“Çığlık’taki tüm öykülerde dil’dir izlediğimiz, olay değil.” (Ahmet Oktay, “Çığlık”, Somut, Sayı 28, Şubat, 1983)
Ferit Edgü’nün “Çığlık” adlı öykü kitabı da diğer eserleri gibi oldukça özgün ve alışılmış kalıpları, kabulleri aşan bir eser.
“Bağırıyorum. Ama sesim çıkmıyor. Ateşi isteyen. Yeniden doğmayacak olsa bile yok olmayı isteyen bir kuşun çığlığı. Sanırım köpek duydu bu çığlığımı ve dönüp kaçmaya başladı.
Avcı şaşkın köpeğe ve çevresine bakıyor…” (s.8)
Yazar birinci bölümdeki “Deniz Kıyısında” adlı öyküsünün sonunda sorduğu, “Söyler misiniz, her öyküyü ille de bitirmek mi gerekir?” sorusuyla öykü kurgusuna ilişkin bakış açısını da ifade etmiş oluyor.

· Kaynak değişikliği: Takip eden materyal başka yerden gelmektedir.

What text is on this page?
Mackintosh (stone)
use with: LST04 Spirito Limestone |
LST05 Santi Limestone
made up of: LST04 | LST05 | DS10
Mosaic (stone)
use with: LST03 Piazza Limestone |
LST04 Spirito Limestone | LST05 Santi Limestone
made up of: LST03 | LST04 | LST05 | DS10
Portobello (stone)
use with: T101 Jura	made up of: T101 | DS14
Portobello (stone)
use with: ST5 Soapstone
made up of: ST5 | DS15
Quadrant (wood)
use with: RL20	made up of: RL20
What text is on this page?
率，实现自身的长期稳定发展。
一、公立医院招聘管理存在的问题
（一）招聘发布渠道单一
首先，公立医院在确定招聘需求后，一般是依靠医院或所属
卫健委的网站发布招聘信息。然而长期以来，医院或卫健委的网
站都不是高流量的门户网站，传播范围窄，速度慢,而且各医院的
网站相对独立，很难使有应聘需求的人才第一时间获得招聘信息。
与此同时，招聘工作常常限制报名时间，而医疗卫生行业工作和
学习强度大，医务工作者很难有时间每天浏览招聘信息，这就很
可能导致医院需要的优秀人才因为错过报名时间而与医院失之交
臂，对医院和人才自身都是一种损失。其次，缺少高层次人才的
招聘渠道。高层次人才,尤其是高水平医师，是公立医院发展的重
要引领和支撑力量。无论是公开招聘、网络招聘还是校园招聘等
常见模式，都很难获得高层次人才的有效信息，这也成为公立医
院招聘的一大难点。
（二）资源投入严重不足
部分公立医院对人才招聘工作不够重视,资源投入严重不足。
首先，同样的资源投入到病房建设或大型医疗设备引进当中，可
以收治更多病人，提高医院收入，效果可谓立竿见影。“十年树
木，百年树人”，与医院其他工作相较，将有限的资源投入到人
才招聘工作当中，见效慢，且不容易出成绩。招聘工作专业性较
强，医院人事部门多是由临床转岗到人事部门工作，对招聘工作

Ferit Edgü’nün tüm öykülerinde gördüğümüz olayları ele alış ve anlatım özgünlüğü yazarın eserlerinde bilinçli olarak yarattığı boşluklar ve merak unsuruyla daha da pekişiyor.

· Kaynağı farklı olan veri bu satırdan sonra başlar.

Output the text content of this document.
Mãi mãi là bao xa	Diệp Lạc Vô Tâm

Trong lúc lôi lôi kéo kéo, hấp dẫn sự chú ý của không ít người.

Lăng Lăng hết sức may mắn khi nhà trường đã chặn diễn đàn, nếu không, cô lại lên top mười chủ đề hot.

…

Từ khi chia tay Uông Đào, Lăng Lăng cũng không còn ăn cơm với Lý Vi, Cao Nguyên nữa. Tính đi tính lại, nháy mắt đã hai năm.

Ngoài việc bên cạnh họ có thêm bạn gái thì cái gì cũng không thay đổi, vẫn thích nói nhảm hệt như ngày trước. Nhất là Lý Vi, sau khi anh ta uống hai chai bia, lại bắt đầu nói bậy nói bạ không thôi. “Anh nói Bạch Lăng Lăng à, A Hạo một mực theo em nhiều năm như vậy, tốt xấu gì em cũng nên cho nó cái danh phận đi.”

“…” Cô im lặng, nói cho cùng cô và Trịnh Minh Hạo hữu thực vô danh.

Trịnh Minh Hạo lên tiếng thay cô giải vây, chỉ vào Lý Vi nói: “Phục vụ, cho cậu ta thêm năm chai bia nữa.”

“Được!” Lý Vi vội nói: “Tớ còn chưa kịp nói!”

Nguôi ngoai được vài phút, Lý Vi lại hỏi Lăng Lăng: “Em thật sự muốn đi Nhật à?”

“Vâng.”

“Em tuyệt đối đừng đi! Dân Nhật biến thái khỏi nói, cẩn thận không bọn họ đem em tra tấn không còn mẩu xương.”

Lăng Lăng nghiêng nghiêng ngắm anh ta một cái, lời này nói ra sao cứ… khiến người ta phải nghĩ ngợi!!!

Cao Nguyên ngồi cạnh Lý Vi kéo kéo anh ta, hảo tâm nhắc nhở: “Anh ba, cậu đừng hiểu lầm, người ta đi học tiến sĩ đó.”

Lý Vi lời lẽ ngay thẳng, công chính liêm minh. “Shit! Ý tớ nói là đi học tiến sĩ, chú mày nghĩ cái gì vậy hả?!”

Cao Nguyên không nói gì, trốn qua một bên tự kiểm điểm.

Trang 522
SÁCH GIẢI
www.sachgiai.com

Kitabın “Parçalar” başlıklı bölümünde, yazarın yarım kalmış ve bitirmeye ömrünün yetmeyeceği kaygısıyla tamamlayamadan kitabına aldığı öykü taslakları yer alıyor. Yazarın bu öykü taslakları da tamamladığı öyküler kadar ilgiyle okunabilen metinler.Ferit Edgü ‘nün öyküleri; dil ve anlatımlarıyla, açık uçlu sonlarıyla, yazarın felsefi ifadeleriyle okuyucunun metni yeniden kurgulamasını sağlayabilecek boşluklar içeriyor.
“… Çok şükür görmüyor gözlerim
Ya kör olmayıp da
göremiyor olsaydım…” (s.38 )
Ferit Edgü ‘nün bu eseri de diğer eserleri gibi okuyucuya farklı okuma olanakları sunuyor ve okuyucuyu alışılmış öykü algısının dışına çıkarıp farklı öykülerle baş başa bırakıyor. Yazarın diğer eserleri gibi zevkle okunabilecek bir eser “Çığlık”. Ben eseri okurken oldukça keyif aldım. Sizlerin de Ferit Edgü’nün tarzını yansıtan öykülerini keyifle okuyacağınızı düşünüyorum.
Çığlık, Ada Yayınları, Ferit Edgü, İstanbul, 1982.